LLCs are relatively recent inventions. The first LLC statute was passed by Wyoming in 1977. Since then, every state has adopted an LLC statute. And owing primarily to the combination of structural flexibility and limited liability, LLCs have quickly become the most popular entity for new businesses.

But despite the popularity of limited liability companies, the federal government has not adopted an LLC tax regime. Instead, at the federal level, an LLC is taxed as a partnership. What that means is that the income of an LLC is not “double taxed,” as it is with a corporation—where the business income is taxed when it is earned and taxed again when it is distributed to the shareholders. (If it’s distributed to the shareholders.) Instead, the owners of the LLC (called the “members”) are taxed directly on their share of the income of the LLC. That’s how it works in a partnership. Each partner is taxed on his or her share of partnership income, and gets to claim his or her share of partnership deductions and loss.

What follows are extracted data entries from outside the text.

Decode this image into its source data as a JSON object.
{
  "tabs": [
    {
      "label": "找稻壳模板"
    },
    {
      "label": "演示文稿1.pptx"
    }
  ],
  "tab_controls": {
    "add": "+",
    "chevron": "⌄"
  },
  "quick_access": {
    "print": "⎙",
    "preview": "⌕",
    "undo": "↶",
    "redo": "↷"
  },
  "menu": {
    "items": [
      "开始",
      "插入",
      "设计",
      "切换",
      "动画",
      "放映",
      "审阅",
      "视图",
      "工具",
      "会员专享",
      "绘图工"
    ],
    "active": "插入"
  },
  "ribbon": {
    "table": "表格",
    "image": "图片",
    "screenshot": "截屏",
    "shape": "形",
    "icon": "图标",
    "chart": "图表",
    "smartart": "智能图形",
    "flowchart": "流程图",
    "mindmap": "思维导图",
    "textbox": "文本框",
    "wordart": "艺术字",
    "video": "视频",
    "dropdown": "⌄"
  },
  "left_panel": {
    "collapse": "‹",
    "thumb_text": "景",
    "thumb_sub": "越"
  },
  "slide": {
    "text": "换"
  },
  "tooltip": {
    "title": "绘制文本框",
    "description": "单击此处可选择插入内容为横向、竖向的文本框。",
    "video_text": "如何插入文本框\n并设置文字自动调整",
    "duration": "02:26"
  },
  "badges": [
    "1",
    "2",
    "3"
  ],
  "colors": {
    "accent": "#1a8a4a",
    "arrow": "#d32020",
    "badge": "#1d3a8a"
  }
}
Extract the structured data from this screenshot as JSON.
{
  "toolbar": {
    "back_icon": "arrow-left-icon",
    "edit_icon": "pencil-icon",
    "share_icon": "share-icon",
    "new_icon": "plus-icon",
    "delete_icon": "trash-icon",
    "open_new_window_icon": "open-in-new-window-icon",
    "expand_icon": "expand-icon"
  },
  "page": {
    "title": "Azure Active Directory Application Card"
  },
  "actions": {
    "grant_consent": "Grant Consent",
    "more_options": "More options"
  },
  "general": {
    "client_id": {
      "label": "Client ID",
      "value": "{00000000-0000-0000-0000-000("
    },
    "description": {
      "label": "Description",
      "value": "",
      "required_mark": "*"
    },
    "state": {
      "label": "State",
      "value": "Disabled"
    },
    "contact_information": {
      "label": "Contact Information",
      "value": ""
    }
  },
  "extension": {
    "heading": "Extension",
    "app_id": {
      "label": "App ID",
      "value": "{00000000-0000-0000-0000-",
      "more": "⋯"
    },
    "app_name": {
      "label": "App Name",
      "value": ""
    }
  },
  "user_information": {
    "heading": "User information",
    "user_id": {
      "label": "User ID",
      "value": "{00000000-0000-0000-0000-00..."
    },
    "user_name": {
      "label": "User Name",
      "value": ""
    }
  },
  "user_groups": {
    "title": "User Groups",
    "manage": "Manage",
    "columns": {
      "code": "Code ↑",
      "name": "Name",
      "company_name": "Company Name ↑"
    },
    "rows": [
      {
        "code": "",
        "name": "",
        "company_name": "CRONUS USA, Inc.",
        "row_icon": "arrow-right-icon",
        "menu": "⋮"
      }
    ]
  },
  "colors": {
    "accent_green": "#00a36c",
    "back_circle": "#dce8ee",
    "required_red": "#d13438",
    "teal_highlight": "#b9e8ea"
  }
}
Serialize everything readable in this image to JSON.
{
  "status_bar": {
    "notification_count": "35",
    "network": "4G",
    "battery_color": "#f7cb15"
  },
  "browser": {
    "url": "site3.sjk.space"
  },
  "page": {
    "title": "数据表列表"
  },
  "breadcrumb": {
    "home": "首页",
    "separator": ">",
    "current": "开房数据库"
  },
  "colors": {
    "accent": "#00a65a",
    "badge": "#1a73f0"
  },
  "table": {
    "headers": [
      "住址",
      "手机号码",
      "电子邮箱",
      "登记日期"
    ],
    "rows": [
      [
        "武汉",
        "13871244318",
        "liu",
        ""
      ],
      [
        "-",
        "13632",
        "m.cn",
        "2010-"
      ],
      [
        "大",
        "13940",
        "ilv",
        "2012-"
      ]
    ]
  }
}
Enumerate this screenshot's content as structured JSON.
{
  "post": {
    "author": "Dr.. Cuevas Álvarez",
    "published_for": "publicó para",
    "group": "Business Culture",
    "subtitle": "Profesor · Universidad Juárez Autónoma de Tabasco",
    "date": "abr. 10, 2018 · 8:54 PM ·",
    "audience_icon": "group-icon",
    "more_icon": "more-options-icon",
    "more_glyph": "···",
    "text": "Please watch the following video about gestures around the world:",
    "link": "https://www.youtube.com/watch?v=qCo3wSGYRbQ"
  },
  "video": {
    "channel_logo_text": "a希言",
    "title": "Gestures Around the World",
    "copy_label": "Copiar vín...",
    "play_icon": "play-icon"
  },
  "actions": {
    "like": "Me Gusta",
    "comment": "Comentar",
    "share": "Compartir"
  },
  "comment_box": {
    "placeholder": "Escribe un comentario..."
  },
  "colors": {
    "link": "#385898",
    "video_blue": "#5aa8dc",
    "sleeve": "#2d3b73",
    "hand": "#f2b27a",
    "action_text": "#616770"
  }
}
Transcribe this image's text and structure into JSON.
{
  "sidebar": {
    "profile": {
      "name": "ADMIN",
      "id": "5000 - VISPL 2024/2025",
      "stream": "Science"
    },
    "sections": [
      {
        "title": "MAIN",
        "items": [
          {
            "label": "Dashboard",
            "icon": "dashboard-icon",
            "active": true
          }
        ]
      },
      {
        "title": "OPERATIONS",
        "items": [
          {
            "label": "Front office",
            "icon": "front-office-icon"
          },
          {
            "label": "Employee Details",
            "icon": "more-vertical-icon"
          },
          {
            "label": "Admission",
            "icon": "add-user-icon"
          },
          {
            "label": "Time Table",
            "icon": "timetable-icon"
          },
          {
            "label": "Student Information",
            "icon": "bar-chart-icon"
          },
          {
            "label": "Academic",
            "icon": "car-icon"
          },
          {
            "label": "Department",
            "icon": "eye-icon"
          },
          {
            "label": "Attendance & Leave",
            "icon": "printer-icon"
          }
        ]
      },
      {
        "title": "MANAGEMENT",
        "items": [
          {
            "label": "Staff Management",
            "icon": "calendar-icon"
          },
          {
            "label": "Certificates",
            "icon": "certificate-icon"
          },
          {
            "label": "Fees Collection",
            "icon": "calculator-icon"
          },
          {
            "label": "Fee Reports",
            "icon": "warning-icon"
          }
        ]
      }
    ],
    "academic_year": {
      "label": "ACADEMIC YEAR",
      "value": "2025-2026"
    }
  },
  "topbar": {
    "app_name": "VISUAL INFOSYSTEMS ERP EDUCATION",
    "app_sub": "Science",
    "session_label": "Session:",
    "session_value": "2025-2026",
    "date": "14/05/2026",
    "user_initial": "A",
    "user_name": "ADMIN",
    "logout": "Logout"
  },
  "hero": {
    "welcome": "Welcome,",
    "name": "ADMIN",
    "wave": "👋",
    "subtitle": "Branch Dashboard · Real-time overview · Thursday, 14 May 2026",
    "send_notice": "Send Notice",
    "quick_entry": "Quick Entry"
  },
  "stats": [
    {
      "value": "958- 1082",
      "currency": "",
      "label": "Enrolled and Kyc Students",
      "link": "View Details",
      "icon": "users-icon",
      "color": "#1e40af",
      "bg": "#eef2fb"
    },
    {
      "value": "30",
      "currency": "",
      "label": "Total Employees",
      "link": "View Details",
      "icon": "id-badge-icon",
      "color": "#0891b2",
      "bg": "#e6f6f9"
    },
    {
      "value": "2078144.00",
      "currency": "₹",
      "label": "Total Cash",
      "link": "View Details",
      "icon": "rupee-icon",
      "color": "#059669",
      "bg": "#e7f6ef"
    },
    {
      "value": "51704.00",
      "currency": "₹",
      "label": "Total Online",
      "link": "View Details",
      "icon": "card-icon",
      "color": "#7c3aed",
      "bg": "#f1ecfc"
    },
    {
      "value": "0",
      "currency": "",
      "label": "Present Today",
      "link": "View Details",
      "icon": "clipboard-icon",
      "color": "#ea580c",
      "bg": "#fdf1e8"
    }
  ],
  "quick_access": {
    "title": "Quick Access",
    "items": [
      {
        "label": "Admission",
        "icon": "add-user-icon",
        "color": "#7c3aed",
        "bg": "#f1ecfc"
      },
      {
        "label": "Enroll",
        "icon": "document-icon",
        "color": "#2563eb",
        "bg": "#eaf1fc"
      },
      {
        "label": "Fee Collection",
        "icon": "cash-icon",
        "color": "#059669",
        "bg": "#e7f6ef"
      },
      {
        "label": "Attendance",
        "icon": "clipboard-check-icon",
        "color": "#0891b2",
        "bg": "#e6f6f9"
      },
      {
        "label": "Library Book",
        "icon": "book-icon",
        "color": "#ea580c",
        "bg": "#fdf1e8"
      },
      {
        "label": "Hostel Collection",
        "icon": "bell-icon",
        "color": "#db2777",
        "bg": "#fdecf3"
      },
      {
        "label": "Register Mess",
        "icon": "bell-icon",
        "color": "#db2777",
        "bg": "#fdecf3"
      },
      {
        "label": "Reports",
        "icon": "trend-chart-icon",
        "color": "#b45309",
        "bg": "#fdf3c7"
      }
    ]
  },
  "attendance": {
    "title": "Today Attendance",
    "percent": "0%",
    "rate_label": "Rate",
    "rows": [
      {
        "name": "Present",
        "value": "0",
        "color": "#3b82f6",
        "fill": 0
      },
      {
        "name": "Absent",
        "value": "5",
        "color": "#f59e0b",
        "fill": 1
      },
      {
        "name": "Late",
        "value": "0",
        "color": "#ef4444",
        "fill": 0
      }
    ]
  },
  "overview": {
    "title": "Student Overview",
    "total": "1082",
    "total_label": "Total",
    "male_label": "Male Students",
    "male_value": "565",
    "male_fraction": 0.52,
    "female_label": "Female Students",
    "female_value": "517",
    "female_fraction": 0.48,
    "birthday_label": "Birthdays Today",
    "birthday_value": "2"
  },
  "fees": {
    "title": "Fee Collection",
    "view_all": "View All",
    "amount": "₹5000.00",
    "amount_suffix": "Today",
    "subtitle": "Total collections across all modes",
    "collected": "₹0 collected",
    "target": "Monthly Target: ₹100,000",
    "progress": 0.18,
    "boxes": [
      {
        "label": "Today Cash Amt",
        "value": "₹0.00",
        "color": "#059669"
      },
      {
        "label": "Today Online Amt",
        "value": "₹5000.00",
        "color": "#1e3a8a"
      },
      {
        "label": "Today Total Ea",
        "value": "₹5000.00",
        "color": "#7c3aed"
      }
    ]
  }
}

But that’s just the default classification. To make things a bit more complex, in 1996 the IRS adopted “check the box” rules, which allow an LLC to essentially check a box on a form and elect to be taxed as a corporation. An LLC that has elected to be taxed as a corporation can further elect to be taxed as an S-corporation. So it’s perfectly possible to have an LLC that pays corporate or S-corporation tax.

Now, you may wonder why a business would choose to do that. Why would a business step back into the corporate tax regime after organizing as an LLC? Why not just start out with a corporation? The answer is that, as mentioned above, LLCs have a very flexible organizational structure. They don’t require a lot of corporate formality. And in some cases, corporate tax, or S-corporation tax, turns out to be more beneficial than the pass-through LLC tax. In fact, if you have employees and run a payroll, S-corporation tax is often advantageous because you can make certain cash distributions without paying self-employment tax. Under the “check the box” rules, an LLC gets to have all of the structural flexibility of a partnership, combined with whatever tax structure the business needs.

In other words, an LLC is a choose-your-own-tax entity with huge structural flexibility and liability protection for its owners. Sometimes this flexibility can lead to some pretty complicated tax scenarios. But even so, limited liability companies are quickly becoming the entity of choice for new businesses. After all, an LLC can adopt just about any type of the ownership structure it wants. It can pay whatever type of tax it wants. And its owners are protected from personal liability. The limited liability company is a fully customizable, built-to-order business association.